Ok, so now I reckon I need SPARQL UNION (and possibly BIND) to get some <-[backwards]- bits.

Break time.

Hmm, I was playing around with the SPARQL, looks like this dataset (populated from `sparql.py`) is missing a few triples.
For now go with https://fuseki.hyperdata.it/#/dataset/llama_index-test/query which came from NebulaGraph.

Ok, this returns some things of the right shape, will do for now :

PREFIX er: http://purl.org/stuff/er#

BASE http://purl.org/stuff/data

SELECT DISTINCT ?subj ?rel ?obj ?rel2 ?obj2 WHERE {

GRAPH <http://purl.org/stuff/guardians> {
    ?triplet a er:Triplet ;
        er:subject ?subject ;
        er:property ?property ;
        er:object ?object .

    ?subject er:value "Peter Quill"  .
    ?property er:value ?rel .
    ?object er:value ?obj .
OPTIONAL {
        ?triplet2 a er:Triplet ;
        er:subject ?subject2 ;
        er:property ?property2 ;
        er:object ?object2 .

    ?subject2 er:value ?obj .
    ?property2 er:value ?rel2 .
    ?object2 er:value ?obj2 .
}
}

}


**Property paths!** D'oh! I'd forgotten about them.
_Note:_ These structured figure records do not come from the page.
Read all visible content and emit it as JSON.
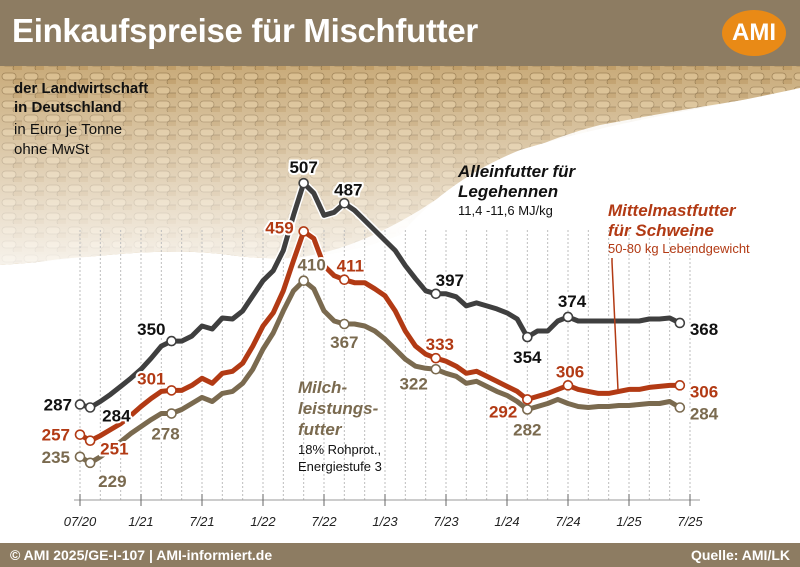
{
  "header": {
    "title": "Einkaufspreise für Mischfutter",
    "logo": "AMI"
  },
  "subtitle": {
    "line1": "der Landwirtschaft",
    "line2": "in Deutschland",
    "line3": "in Euro je Tonne",
    "line4": "ohne MwSt"
  },
  "footer": {
    "left": "© AMI 2025/GE-I-107 | AMI-informiert.de",
    "right": "Quelle: AMI/LK"
  },
  "colors": {
    "legehennen": "#3f3f3f",
    "schweine": "#b23a14",
    "milch": "#7a6a4f",
    "background": "#ffffff",
    "frame": "#8d7c62",
    "accent": "#e98a16"
  },
  "chart_data": {
    "type": "line",
    "ylim": [
      200,
      530
    ],
    "x_ticks": [
      "07/20",
      "1/21",
      "7/21",
      "1/22",
      "7/22",
      "1/23",
      "7/23",
      "1/24",
      "7/24",
      "1/25",
      "7/25"
    ],
    "x_range": [
      0,
      60
    ],
    "series": [
      {
        "name": "Alleinfutter für Legehennen",
        "note": "11,4 -11,6 MJ/kg",
        "key": "legehennen",
        "x": [
          0,
          1,
          2,
          3,
          4,
          5,
          6,
          7,
          8,
          9,
          10,
          11,
          12,
          13,
          14,
          15,
          16,
          17,
          18,
          19,
          20,
          21,
          22,
          23,
          24,
          25,
          26,
          27,
          28,
          29,
          30,
          31,
          32,
          33,
          34,
          35,
          36,
          37,
          38,
          39,
          40,
          41,
          42,
          43,
          44,
          45,
          46,
          47,
          48,
          49,
          50,
          51,
          52,
          53,
          54,
          55,
          56,
          57,
          58,
          59
        ],
        "values": [
          287,
          284,
          290,
          297,
          305,
          313,
          322,
          333,
          345,
          350,
          350,
          355,
          365,
          362,
          373,
          372,
          380,
          395,
          410,
          420,
          440,
          475,
          507,
          497,
          475,
          478,
          487,
          480,
          470,
          460,
          450,
          440,
          425,
          412,
          400,
          397,
          397,
          394,
          385,
          388,
          385,
          382,
          378,
          372,
          354,
          360,
          360,
          370,
          374,
          370,
          370,
          370,
          370,
          370,
          370,
          370,
          372,
          372,
          373,
          368
        ],
        "labels": [
          {
            "x": 0,
            "text": "287"
          },
          {
            "x": 1,
            "text": "284"
          },
          {
            "x": 9,
            "text": "350"
          },
          {
            "x": 22,
            "text": "507"
          },
          {
            "x": 26,
            "text": "487"
          },
          {
            "x": 35,
            "text": "397"
          },
          {
            "x": 44,
            "text": "354"
          },
          {
            "x": 48,
            "text": "374"
          },
          {
            "x": 59,
            "text": "368"
          }
        ]
      },
      {
        "name": "Mittelmastfutter für Schweine",
        "note": "50-80 kg Lebendgewicht",
        "key": "schweine",
        "x": [
          0,
          1,
          2,
          3,
          4,
          5,
          6,
          7,
          8,
          9,
          10,
          11,
          12,
          13,
          14,
          15,
          16,
          17,
          18,
          19,
          20,
          21,
          22,
          23,
          24,
          25,
          26,
          27,
          28,
          29,
          30,
          31,
          32,
          33,
          34,
          35,
          36,
          37,
          38,
          39,
          40,
          41,
          42,
          43,
          44,
          45,
          46,
          47,
          48,
          49,
          50,
          51,
          52,
          53,
          54,
          55,
          56,
          57,
          58,
          59
        ],
        "values": [
          257,
          251,
          256,
          262,
          268,
          276,
          285,
          293,
          300,
          301,
          301,
          306,
          313,
          308,
          318,
          320,
          328,
          345,
          365,
          378,
          400,
          430,
          459,
          452,
          425,
          415,
          411,
          408,
          408,
          402,
          395,
          380,
          360,
          345,
          337,
          333,
          330,
          325,
          318,
          320,
          315,
          310,
          305,
          300,
          292,
          295,
          298,
          302,
          306,
          302,
          300,
          298,
          298,
          300,
          302,
          302,
          304,
          305,
          306,
          306
        ],
        "labels": [
          {
            "x": 0,
            "text": "257"
          },
          {
            "x": 1,
            "text": "251"
          },
          {
            "x": 9,
            "text": "301"
          },
          {
            "x": 22,
            "text": "459"
          },
          {
            "x": 26,
            "text": "411"
          },
          {
            "x": 35,
            "text": "333"
          },
          {
            "x": 44,
            "text": "292"
          },
          {
            "x": 48,
            "text": "306"
          },
          {
            "x": 59,
            "text": "306"
          }
        ]
      },
      {
        "name": "Milchleistungsfutter",
        "note1": "18% Rohprot.,",
        "note2": "Energiestufe 3",
        "key": "milch",
        "x": [
          0,
          1,
          2,
          3,
          4,
          5,
          6,
          7,
          8,
          9,
          10,
          11,
          12,
          13,
          14,
          15,
          16,
          17,
          18,
          19,
          20,
          21,
          22,
          23,
          24,
          25,
          26,
          27,
          28,
          29,
          30,
          31,
          32,
          33,
          34,
          35,
          36,
          37,
          38,
          39,
          40,
          41,
          42,
          43,
          44,
          45,
          46,
          47,
          48,
          49,
          50,
          51,
          52,
          53,
          54,
          55,
          56,
          57,
          58,
          59
        ],
        "values": [
          235,
          229,
          235,
          242,
          250,
          258,
          265,
          272,
          278,
          278,
          282,
          288,
          294,
          290,
          298,
          300,
          308,
          322,
          342,
          358,
          380,
          400,
          410,
          402,
          380,
          370,
          367,
          367,
          365,
          360,
          352,
          342,
          332,
          325,
          323,
          322,
          318,
          315,
          308,
          310,
          305,
          300,
          296,
          290,
          282,
          285,
          288,
          292,
          288,
          285,
          284,
          285,
          285,
          286,
          286,
          287,
          288,
          288,
          290,
          284
        ],
        "labels": [
          {
            "x": 0,
            "text": "235"
          },
          {
            "x": 1,
            "text": "229"
          },
          {
            "x": 9,
            "text": "278"
          },
          {
            "x": 22,
            "text": "410"
          },
          {
            "x": 26,
            "text": "367"
          },
          {
            "x": 35,
            "text": "322"
          },
          {
            "x": 44,
            "text": "282"
          },
          {
            "x": 59,
            "text": "284"
          }
        ]
      }
    ],
    "legend": {
      "legehennen_line1": "Alleinfutter für",
      "legehennen_line2": "Legehennen",
      "schweine_line1": "Mittelmastfutter",
      "schweine_line2": "für Schweine",
      "milch_line1": "Milch-",
      "milch_line2": "leistungs-",
      "milch_line3": "futter"
    }
  }
}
Probably useful here. https://www.w3.org/TR/sparql11-query/#propertypaths

But for now, get suitable output of `rel_map` from results of the above.

**ChatGPT**
Given the following example :

subj = 'Peter Quill'
rels = {'rel': {'type': 'literal', 'value': 'is leader of'}, 'obj': {'type': 'literal', 'value': 'Guardians of the Galaxy'}, 'rel2': {'type': 'literal', 'value': 'cannot heal'}, 'obj2': {'type': 'literal', 'value': 'Rocket'}}
arp = to_arrows(subj, rels)

write the function to_arrows so this will be the value of string arp :

'Peter Quill, -[would return to the MCU]->, May 2021, <-[Gunn reaffirmed]-, Guardians of the Galaxy Vol. 3'
**didnt really help**

Started doing it manually, now too tired. Night night.

---
I've used this (and almost identical in Java etc) _so often_, but have managed to forget :

> Logger.setLevel() specifies the lowest-severity log message a logger will handle, where debug is the lowest built-in severity level and critical is the highest built-in severity. For example, if the severity level is INFO, the logger will handle only INFO, WARNING, ERROR, and CRITICAL messages and will ignore DEBUG messages.